Wednesday, August 10, 2016

Andre Van Staden Analyzes Mr. 58's Swing

Here's a video from instructor, Andre Van Staden, analyzing what makes Jim Furyk's swing so good:


Wednesday, August 3, 2016

Dana Dahlquist and the Flat Spot in the Golf Swing

Here's a video from Dana Dahlquist with his student discussing angle of attack and the flat spot.

Some golfers may not understand the importance of the flat spot.  I had first heard the 'flat spot' bandied about by Jim McLean in one of his books (I think it was The 8 Step Swing).  IIRC, all McLean discussed was his belief that a flat spot existed and that you wanted to hit your driver on the flat spot.

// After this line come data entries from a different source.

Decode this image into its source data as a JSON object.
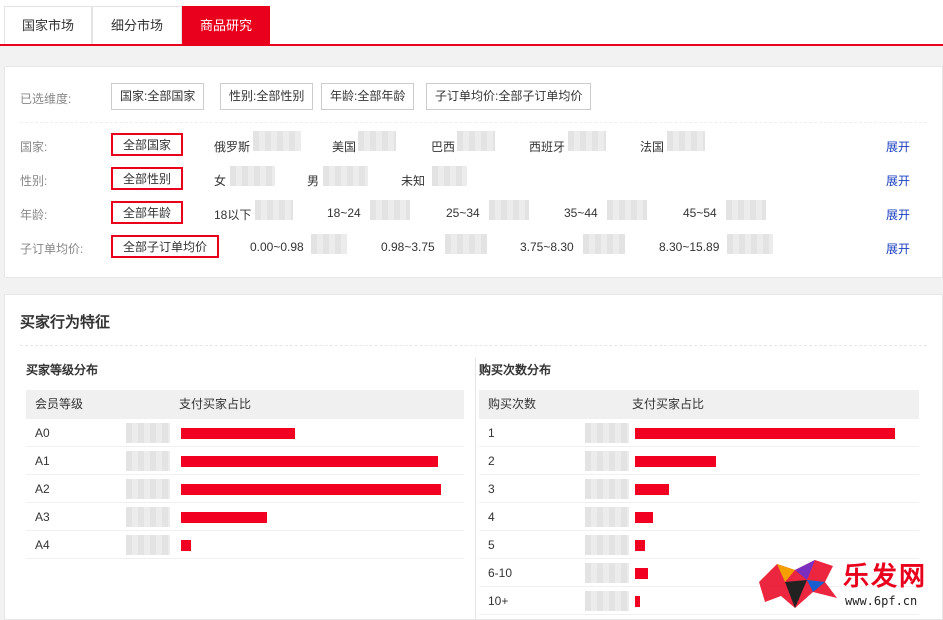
{
  "tabs": [
    {
      "label": "国家市场",
      "active": false
    },
    {
      "label": "细分市场",
      "active": false
    },
    {
      "label": "商品研究",
      "active": true
    }
  ],
  "filters": {
    "selected_label": "已选维度:",
    "selected_chips": [
      "国家:全部国家",
      "性别:全部性别",
      "年龄:全部年龄",
      "子订单均价:全部子订单均价"
    ],
    "expand_label": "展开",
    "rows": [
      {
        "label": "国家:",
        "all": "全部国家",
        "options": [
          "俄罗斯",
          "美国",
          "巴西",
          "西班牙",
          "法国"
        ]
      },
      {
        "label": "性别:",
        "all": "全部性别",
        "options": [
          "女",
          "男",
          "未知"
        ]
      },
      {
        "label": "年龄:",
        "all": "全部年龄",
        "options": [
          "18以下",
          "18~24",
          "25~34",
          "35~44",
          "45~54"
        ]
      },
      {
        "label": "子订单均价:",
        "all": "全部子订单均价",
        "options": [
          "0.00~0.98",
          "0.98~3.75",
          "3.75~8.30",
          "8.30~15.89"
        ]
      }
    ]
  },
  "section": {
    "title": "买家行为特征",
    "level_dist": {
      "title": "买家等级分布",
      "col1": "会员等级",
      "col2": "支付买家占比",
      "rows": [
        {
          "label": "A0",
          "share": 0.44
        },
        {
          "label": "A1",
          "share": 0.99
        },
        {
          "label": "A2",
          "share": 1.0
        },
        {
          "label": "A3",
          "share": 0.33
        },
        {
          "label": "A4",
          "share": 0.04
        }
      ]
    },
    "purchase_dist": {
      "title": "购买次数分布",
      "col1": "购买次数",
      "col2": "支付买家占比",
      "rows": [
        {
          "label": "1",
          "share": 1.0
        },
        {
          "label": "2",
          "share": 0.31
        },
        {
          "label": "3",
          "share": 0.13
        },
        {
          "label": "4",
          "share": 0.07
        },
        {
          "label": "5",
          "share": 0.04
        },
        {
          "label": "6-10",
          "share": 0.05
        },
        {
          "label": "10+",
          "share": 0.02
        }
      ]
    }
  },
  "watermark": {
    "text": "乐发网",
    "url": "www.6pf.cn"
  },
  "colors": {
    "accent": "#e8001c",
    "bar": "#f10022",
    "link": "#1a3fbf"
  }
}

It wasn't until recently that Chris Como and Dr. Sasho MacKenzie started to research the flat spot and found that it did exist and the longer the flat spot, the better.  The long the flat spot it creates more speed due to creating more parametric acceleration.  Furthermore, it makes the golfer more consistent and more accurate.

This is what I think was the real secret to Moe Norman's success.  Watch this video of Moe hitting balls.  At this point, Moe's eyesight is becoming an issue and he was grossly overweight and in his 60's.

Moe is still hitting the ball well, but you can see instances where his club head is hitting the turf further back, behind the ball.  Yet...he still hits the ball well.

What we also know about Moe?

He was known for small divots or almost no divot.  As Moe said 'bacon strips, not pork chops.'

Of course, some will dispute that Moe wasn't long.  However, these people usually saw Moe when he was in his 50's and 60's and was out-of-shape.  A few years ago I was told that Moe's driver weighed in at 465 grams.  I've been known to have a heavy driver and at its heaviest mine weighed 337 grams.

That's 128 grams heavier than my driver!

So if you find a way to lengthen that flat spot, I say go for it.


Tuesday, August 2, 2016

Golf and Visualization with Eric Jones

Here's a couple of videos from Eric Jones discussing visualization in the golf swing.  I've found that quality visualization has a far larger reaching impact on your performance than consciously thinking about swing mechanics.

It's not that swing mechanics are unimportant, but being able to sense and feel those swing mechanics BEFORE you make your swing is something that I have found enables me to execute those mechanics and perform better than when I consciously think about swing mechanics.

A long time ago I had read an article about Fred Couples.  In the article they asked Fred how he hits a draw.  He says he visualizes a draw in his pre-shot routine and he hits the draw.  The same with a fade.

For years...I thought Couples was either goofing on the interviewer or was some surreal talent (well, he is that) that could make that work, but no ordinary human could reproduce that type of magic.

After understanding visualization better, I started to be able to do the same thing.  Instead of thinking about mechanics to hit a draw on command, I would visualize the shot and sense the swing I needed to make to produce that shot BEFORE I swung the club and I started producing that shot on command.

What I have seen thus far is when I can really visualize the ball's flight trajectory and then visualize myself making the swing I want to make, that's when I hit pay dirt and golf becomes really easy for me.  It's almost like an out-of-body experience of not only visualizing, but actually feeling the muscles, the balance of your body, etc. hitting the shot despite the fact that I'm standing behind the ball in my pre-shot routine.

Hall of Famer and arguably the greatest left hand pitcher of all time, Steve Carlton, was known to visualize himself getting into 'the zone' before a game and obviously it worked quite well for him.  I hope to have more blog posts on this to come.